La liquidità, tuttavia, è stata estremamente bassa tra le valute europee durante la sessione asiatica.

I dati di giovedì hanno mostrato un'inflazione tedesca ai massimi da oltre un quarto di secolo, guidata dagli alti prezzi dell'energia, con gli analisti che hanno avvertito che la crisi energetica deve ancora farsi sentire pienamente.

L'inflazione nei Paesi Bassi è balzata a settembre ai massimi degli ultimi decenni, spinta dai prezzi dell'energia alle stelle, ha dichiarato venerdì l'agenzia di statistica (CBS).

I mercati sono pienamente prezzati per un altro rialzo di 75 punti base (bps) da parte della BCE il mese prossimo, con quote di 1 su 3 per un aumento di un intero punto percentuale.

"La mia scelta sarebbe 75", ha detto il policymaker della BCE Gediminas Simkus a Bloomberg TV a margine di una conferenza a Vilnius, "ma 50 è il minimo".

Colleghi come lo slovacco Peter Kazimir, l'austriaco Robert Holzmann e il finlandese Olli Rehn hanno tutti messo sul tavolo 75 bps negli ultimi giorni, anche se la prossima riunione della BCE il 27 ottobre è ancora lontana quasi un mese.

Per la BoE, i trader prevedono un inasprimento di 125 bps all'inizio di novembre, con piccole probabilità di un aumento di 150 bps.

L'indice del dollaro, che misura il biglietto verde rispetto all'euro, alla sterlina e agli altri quattro principali concorrenti, è riuscito a salire dello 0,12% a 111,93, ma è rimasto vicino al minimo di una settimana di 111,64 raggiunto durante la notte.

Questo nonostante la continua retorica da falco dei politici della Federal Reserve, con la Presidente della Fed di Cleveland, Loretta Mester, che giovedì ha affermato che "la stabilità dei prezzi è ancora il primo compito" e che l'inflazione deve essere domata prima che i funzionari possano preoccuparsi dell'impatto sulla crescita economica.

Il dollaro era poco variato a 144,55 yen, e ha seguito per lo più un andamento laterale al di sotto della linea psicologica dei 145 da quando i funzionari giapponesi sono intervenuti per condurre il loro primo intervento di acquisto di yen dal 1998, la scorsa settimana, quando il dollaro è schizzato ad un nuovo picco di 24 anni a 145,90 yen.

Il Ministro delle Finanze Shunichi Suzuki ha segnalato giovedì la sua disponibilità ad intervenire nuovamente se le mosse speculative sulla valuta dovessero persistere.

Il governo giapponese confermerà più tardi, venerdì, l'importo speso per l'intervento e l'importo che ha lasciato in riserva per ulteriori azioni di questo tipo.

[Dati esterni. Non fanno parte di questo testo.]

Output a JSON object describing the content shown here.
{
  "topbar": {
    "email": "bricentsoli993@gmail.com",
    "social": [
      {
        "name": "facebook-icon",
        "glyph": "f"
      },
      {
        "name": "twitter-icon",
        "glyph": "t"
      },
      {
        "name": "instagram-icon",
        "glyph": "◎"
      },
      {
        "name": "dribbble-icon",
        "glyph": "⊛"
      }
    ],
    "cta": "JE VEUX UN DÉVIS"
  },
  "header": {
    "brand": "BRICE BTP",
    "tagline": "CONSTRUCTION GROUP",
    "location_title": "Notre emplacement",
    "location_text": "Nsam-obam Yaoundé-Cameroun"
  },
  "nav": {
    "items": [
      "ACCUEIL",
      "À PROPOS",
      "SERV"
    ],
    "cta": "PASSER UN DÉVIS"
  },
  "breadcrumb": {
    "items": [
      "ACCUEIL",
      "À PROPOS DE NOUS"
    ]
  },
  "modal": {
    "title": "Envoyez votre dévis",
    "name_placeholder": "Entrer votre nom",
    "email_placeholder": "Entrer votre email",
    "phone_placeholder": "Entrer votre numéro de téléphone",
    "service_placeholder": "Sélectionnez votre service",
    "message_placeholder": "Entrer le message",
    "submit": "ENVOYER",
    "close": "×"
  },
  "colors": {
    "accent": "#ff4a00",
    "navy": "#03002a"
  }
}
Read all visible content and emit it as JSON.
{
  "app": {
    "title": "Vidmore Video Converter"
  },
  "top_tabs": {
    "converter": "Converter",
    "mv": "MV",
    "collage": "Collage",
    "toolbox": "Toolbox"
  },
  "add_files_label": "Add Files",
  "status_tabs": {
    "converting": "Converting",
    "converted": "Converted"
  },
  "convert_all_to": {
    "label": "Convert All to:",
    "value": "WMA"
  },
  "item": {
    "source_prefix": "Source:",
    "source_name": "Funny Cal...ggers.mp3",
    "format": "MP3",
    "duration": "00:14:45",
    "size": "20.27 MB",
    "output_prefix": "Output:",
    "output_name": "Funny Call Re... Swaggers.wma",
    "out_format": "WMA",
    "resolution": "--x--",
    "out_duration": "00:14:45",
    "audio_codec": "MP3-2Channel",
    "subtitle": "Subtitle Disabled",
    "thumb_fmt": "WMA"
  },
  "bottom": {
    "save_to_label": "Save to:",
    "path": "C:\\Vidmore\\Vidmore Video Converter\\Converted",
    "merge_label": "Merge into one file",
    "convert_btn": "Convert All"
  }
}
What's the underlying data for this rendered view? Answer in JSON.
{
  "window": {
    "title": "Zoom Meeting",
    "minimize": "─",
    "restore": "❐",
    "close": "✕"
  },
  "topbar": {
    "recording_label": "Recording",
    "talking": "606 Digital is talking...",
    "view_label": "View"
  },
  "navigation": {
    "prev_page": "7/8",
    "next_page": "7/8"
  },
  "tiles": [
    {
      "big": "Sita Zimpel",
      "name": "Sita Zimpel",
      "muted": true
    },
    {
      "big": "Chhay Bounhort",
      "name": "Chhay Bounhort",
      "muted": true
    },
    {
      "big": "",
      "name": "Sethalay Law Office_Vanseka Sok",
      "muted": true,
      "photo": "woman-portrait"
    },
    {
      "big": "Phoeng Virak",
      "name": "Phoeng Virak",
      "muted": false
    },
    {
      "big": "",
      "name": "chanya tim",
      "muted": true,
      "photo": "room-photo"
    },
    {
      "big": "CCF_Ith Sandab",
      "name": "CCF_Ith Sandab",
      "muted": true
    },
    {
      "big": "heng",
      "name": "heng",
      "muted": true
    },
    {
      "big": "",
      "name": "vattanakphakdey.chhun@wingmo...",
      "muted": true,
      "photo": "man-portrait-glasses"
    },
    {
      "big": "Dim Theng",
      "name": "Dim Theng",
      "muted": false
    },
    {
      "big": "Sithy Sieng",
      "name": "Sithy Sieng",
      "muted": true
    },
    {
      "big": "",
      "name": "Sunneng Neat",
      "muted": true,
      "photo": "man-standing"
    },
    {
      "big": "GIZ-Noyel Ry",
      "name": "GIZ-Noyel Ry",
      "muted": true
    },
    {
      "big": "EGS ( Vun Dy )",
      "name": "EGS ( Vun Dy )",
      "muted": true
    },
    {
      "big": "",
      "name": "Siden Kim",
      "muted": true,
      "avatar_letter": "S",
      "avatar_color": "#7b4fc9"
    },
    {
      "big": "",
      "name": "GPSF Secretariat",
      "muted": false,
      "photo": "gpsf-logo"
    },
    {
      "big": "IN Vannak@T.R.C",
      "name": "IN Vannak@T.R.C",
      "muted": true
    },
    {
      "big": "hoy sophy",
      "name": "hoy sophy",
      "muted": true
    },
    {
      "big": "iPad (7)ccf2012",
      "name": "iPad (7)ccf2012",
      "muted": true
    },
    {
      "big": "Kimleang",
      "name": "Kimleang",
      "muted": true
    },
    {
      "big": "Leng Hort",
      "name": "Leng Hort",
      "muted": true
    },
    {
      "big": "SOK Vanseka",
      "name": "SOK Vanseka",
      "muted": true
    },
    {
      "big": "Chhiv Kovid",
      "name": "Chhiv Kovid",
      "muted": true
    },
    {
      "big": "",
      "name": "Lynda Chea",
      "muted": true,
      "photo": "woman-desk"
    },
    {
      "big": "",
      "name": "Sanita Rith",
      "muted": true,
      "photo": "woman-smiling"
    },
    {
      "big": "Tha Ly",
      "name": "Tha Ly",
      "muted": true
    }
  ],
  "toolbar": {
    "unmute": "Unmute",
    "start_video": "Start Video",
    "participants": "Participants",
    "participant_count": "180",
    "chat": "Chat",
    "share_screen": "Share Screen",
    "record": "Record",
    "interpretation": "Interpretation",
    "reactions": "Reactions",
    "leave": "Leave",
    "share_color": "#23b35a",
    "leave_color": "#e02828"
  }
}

"Le preoccupazioni per l'intervento sono sicuramente presenti e stanno mettendo un freno al dollaro-yen", ha detto Shinichiro Kadota, stratega presso Barclays a Tokyo.

"Ma alla fine della giornata, l'intervento - e soprattutto l'intervento unilaterale - non cambia la direzione del mercato, e i fattori fondamentali, in primo luogo la divergenza politica tra la Fed e la BOJ, saranno il fattore determinante per il dollaro-yen".

Altrove, l'Aussie, sensibile al rischio, è scivolato dello 0,08% a $0,6495 e il kiwi neozelandese si è indebolito dello 0,1% a $0,57225, lasciando entrambi in rotta verso le peggiori performance mensili da aprile.

Questo nonostante il mercato si aspetti che le banche centrali di entrambi i Paesi continuino con le campagne di rialzo dei tassi la prossima settimana.